RAFLARDA SIFIR ÜRÜN OLUŞMASINA SEBEP OLACAK SORUNLAR YAŞANMADI
Özellikle gıda ve temizlik ürünü taşıyan araçlara hep öncelik verildiğini ve zamanında teslim konusunda sıkıntı yaşanmadığını söyleyen Saltık, “Toprak Mahsulleri Ofisi de kendi görev alanına giren hammadde ürünlerinin tedariki için gayet proaktif çalıştı. Gümrük kapılarında oluşabilecek sıkıntılar Ticaret Bakanlığımız tarafından sürekli bizlerle görüşülerek bertaraf edildi. İnfiale ya da raflarda sıfır ürün oluşmasına sebep olacak derecede sorunlar yaşamadık” diye ekledi.

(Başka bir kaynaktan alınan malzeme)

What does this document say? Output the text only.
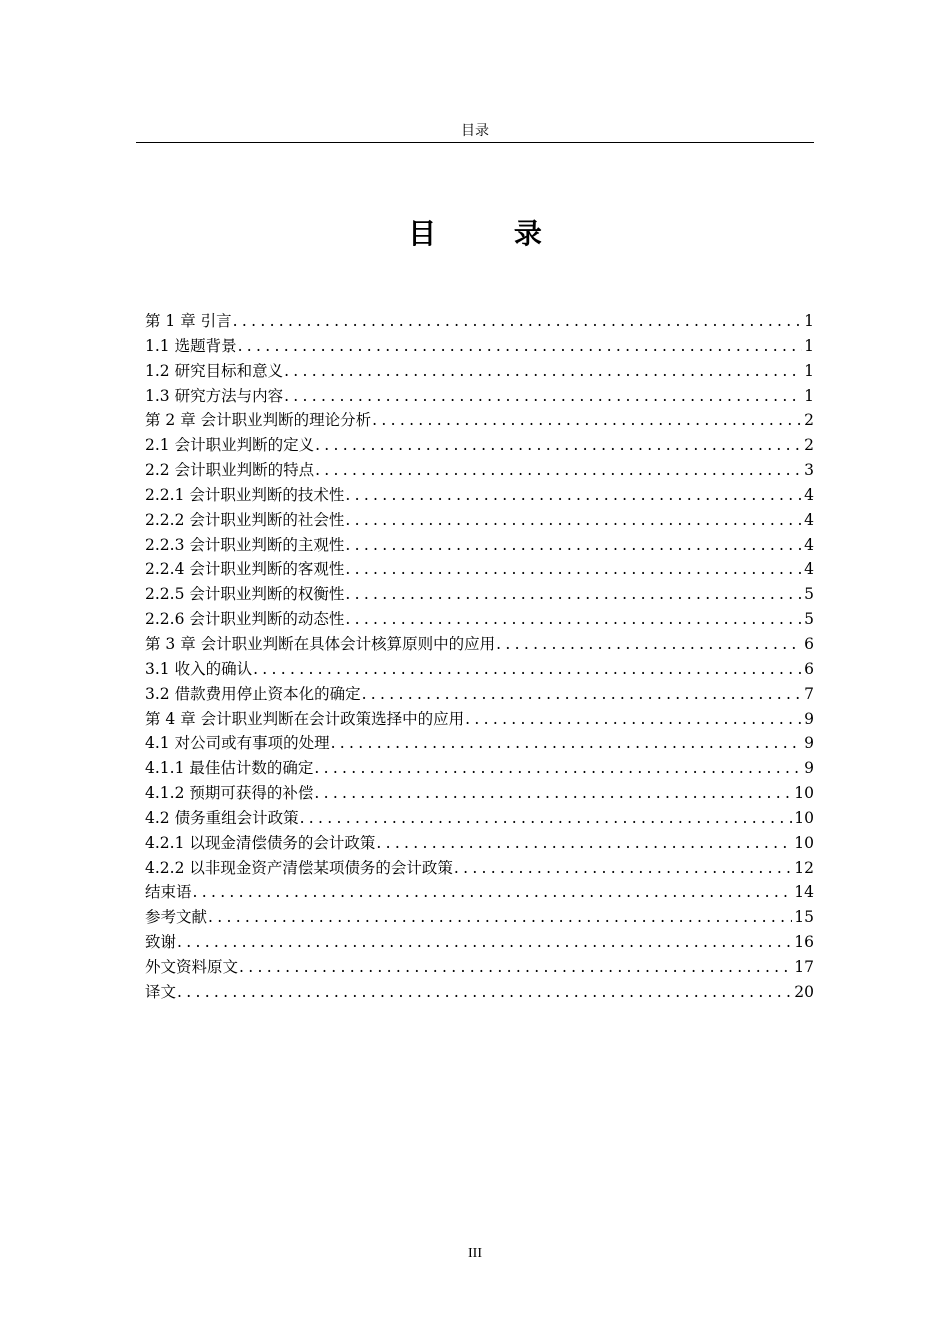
目录
目 录
第 1 章 引言 .....	1
1.1 选题背景 .....	1
1.2 研究目标和意义 .....	1
1.3 研究方法与内容 .....	1
第 2 章 会计职业判断的理论分析 .....	2
2.1 会计职业判断的定义 .....	2
2.2 会计职业判断的特点 .....	3
2.2.1 会计职业判断的技术性 .....	4
2.2.2 会计职业判断的社会性 .....	4
2.2.3 会计职业判断的主观性 .....	4
2.2.4 会计职业判断的客观性 .....	4
2.2.5 会计职业判断的权衡性 .....	5
2.2.6 会计职业判断的动态性 .....	5
第 3 章 会计职业判断在具体会计核算原则中的应用 .....	6
3.1 收入的确认 .....	6
3.2 借款费用停止资本化的确定 .....	7
第 4 章 会计职业判断在会计政策选择中的应用 .....	9
4.1 对公司或有事项的处理 .....	9
4.1.1 最佳估计数的确定 .....	9
4.1.2 预期可获得的补偿 .....	10
4.2 债务重组会计政策 .....	10
4.2.1 以现金清偿债务的会计政策 .....	10
4.2.2 以非现金资产清偿某项债务的会计政策 .....	12
结束语 .....	14
参考文献 .....	15
致谢 .....	16
外文资料原文 .....	17
译文 .....	20
III
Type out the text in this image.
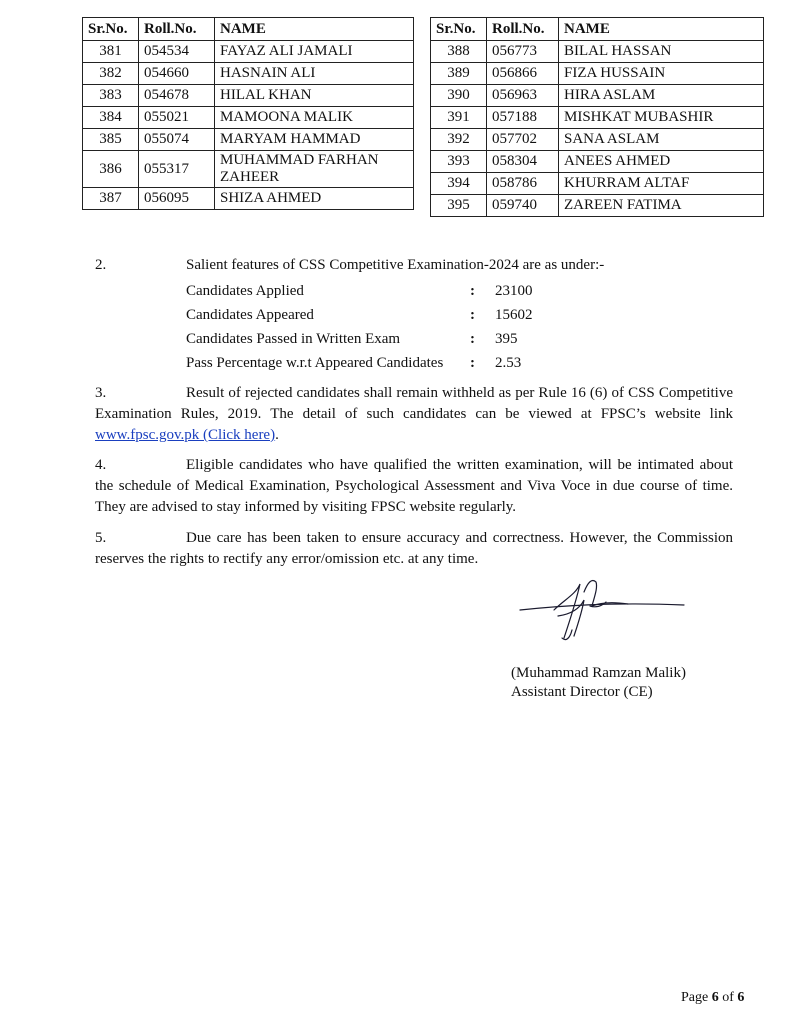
Sr.No.	Roll.No.	NAME
381	054534	FAYAZ ALI JAMALI
382	054660	HASNAIN ALI
383	054678	HILAL KHAN
384	055021	MAMOONA MALIK
385	055074	MARYAM HAMMAD
386	055317	MUHAMMAD FARHAN ZAHEER
387	056095	SHIZA AHMED
Sr.No.	Roll.No.	NAME
388	056773	BILAL HASSAN
389	056866	FIZA HUSSAIN
390	056963	HIRA ASLAM
391	057188	MISHKAT MUBASHIR
392	057702	SANA ASLAM
393	058304	ANEES AHMED
394	058786	KHURRAM ALTAF
395	059740	ZAREEN FATIMA
2.	Salient features of CSS Competitive Examination-2024 are as under:-
Candidates Applied	: 23100
Candidates Appeared	: 15602
Candidates Passed in Written Exam	: 395
Pass Percentage w.r.t Appeared Candidates : 2.53
3.	Result of rejected candidates shall remain withheld as per Rule 16 (6) of CSS Competitive Examination Rules, 2019. The detail of such candidates can be viewed at FPSC’s website link www.fpsc.gov.pk (Click here).
4.	Eligible candidates who have qualified the written examination, will be intimated about the schedule of Medical Examination, Psychological Assessment and Viva Voce in due course of time. They are advised to stay informed by visiting FPSC website regularly.
5.	Due care has been taken to ensure accuracy and correctness. However, the Commission reserves the rights to rectify any error/omission etc. at any time.
(Muhammad Ramzan Malik)
Assistant Director (CE)
Page 6 of 6
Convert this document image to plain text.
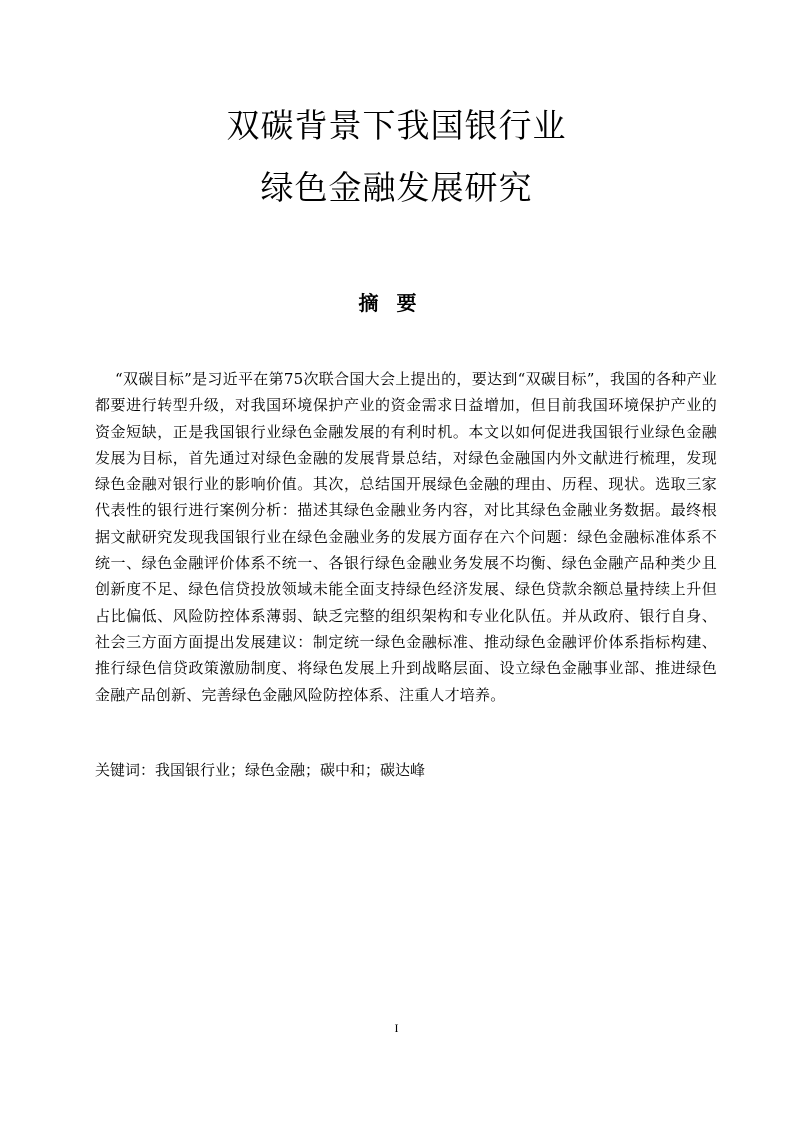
双碳背景下我国银行业
绿色金融发展研究
摘要
“双碳目标”是习近平在第75次联合国大会上提出的，要达到“双碳目标”，我国的各种产业都要进行转型升级，对我国环境保护产业的资金需求日益增加，但目前我国环境保护产业的资金短缺，正是我国银行业绿色金融发展的有利时机。本文以如何促进我国银行业绿色金融发展为目标，首先通过对绿色金融的发展背景总结，对绿色金融国内外文献进行梳理，发现绿色金融对银行业的影响价值。其次，总结国开展绿色金融的理由、历程、现状。选取三家代表性的银行进行案例分析：描述其绿色金融业务内容，对比其绿色金融业务数据。最终根据文献研究发现我国银行业在绿色金融业务的发展方面存在六个问题：绿色金融标准体系不统一、绿色金融评价体系不统一、各银行绿色金融业务发展不均衡、绿色金融产品种类少且创新度不足、绿色信贷投放领域未能全面支持绿色经济发展、绿色贷款余额总量持续上升但占比偏低、风险防控体系薄弱、缺乏完整的组织架构和专业化队伍。并从政府、银行自身、社会三方面方面提出发展建议：制定统一绿色金融标准、推动绿色金融评价体系指标构建、推行绿色信贷政策激励制度、将绿色发展上升到战略层面、设立绿色金融事业部、推进绿色金融产品创新、完善绿色金融风险防控体系、注重人才培养。
关键词：我国银行业；绿色金融；碳中和；碳达峰
I
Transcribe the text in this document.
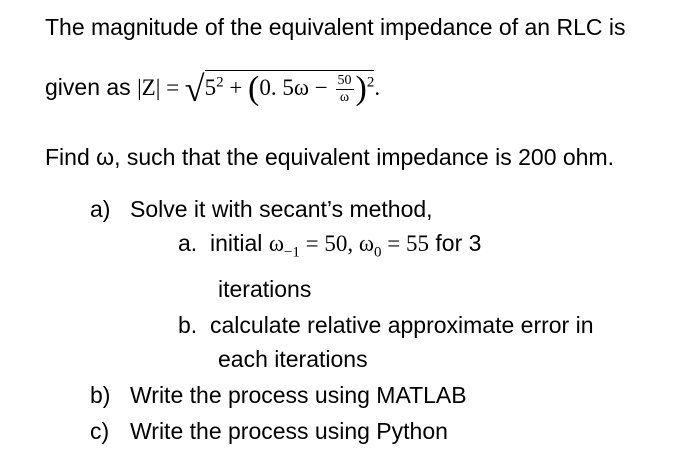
The magnitude of the equivalent impedance of an RLC is
given as $|Z| = √5^2 + (0$. $5\omega - \frac{50}{\omega} )^2$.
Find ω, such that the equivalent impedance is 200 ohm.
a) Solve it with secant’s method,
a. initial $\omega_{-1} = 50$, $\omega_0 = 55$ for 3
iterations
b. calculate relative approximate error in
each iterations
b) Write the process using MATLAB
c) Write the process using Python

“ 2023 YILI İHRACAT HEDEFİMİZE ULAŞMAK İÇİN ÇALIŞMALARA DEVAM EDİYORUZ”
“İHBİR Yönetim Kurulu Başkanımız Haluk Okutur ve tüm yönetim kurulu arkadaşlarımızla birlikte, üyelerimizin pazarlara ve müşterilere kolay ulaşımı konusunda dün yaptığımız ne varsa, pandemi sürecini yaşadığımız bu dönem ve sonrasında da üzerine eklemeler yaparak ihracatımızı artırmaya, üyelerimizi desteklemeye devam edeceğiz” diyen Saltık, sözlerini şöyle tamamladı:
“Alım heyetleri, ticari heyetler, fuarlar, birliğin tanıtıldığı info standlar, muhtemelen oluşabilecek e-fuar organizasyonları gibi her türlü organizasyonu etkin olarak yerine getireceğiz. Neticede ortak bir hedefimiz var; Türkiye’nin ihracatını artırmak. Bunu yaparken de hem ürün hem de pazar çeşitliliği gerekiyor. Buna öncülük edecek olan da birliklerdir. Başta Sayın Cumhurbaşkanımız olmak üzere, Cumhuriyetimizin 100’üncü yılında hep beraber inandığımız ihracat hedefine ulaşmak için çalışmalarımıza devam edeceğiz.”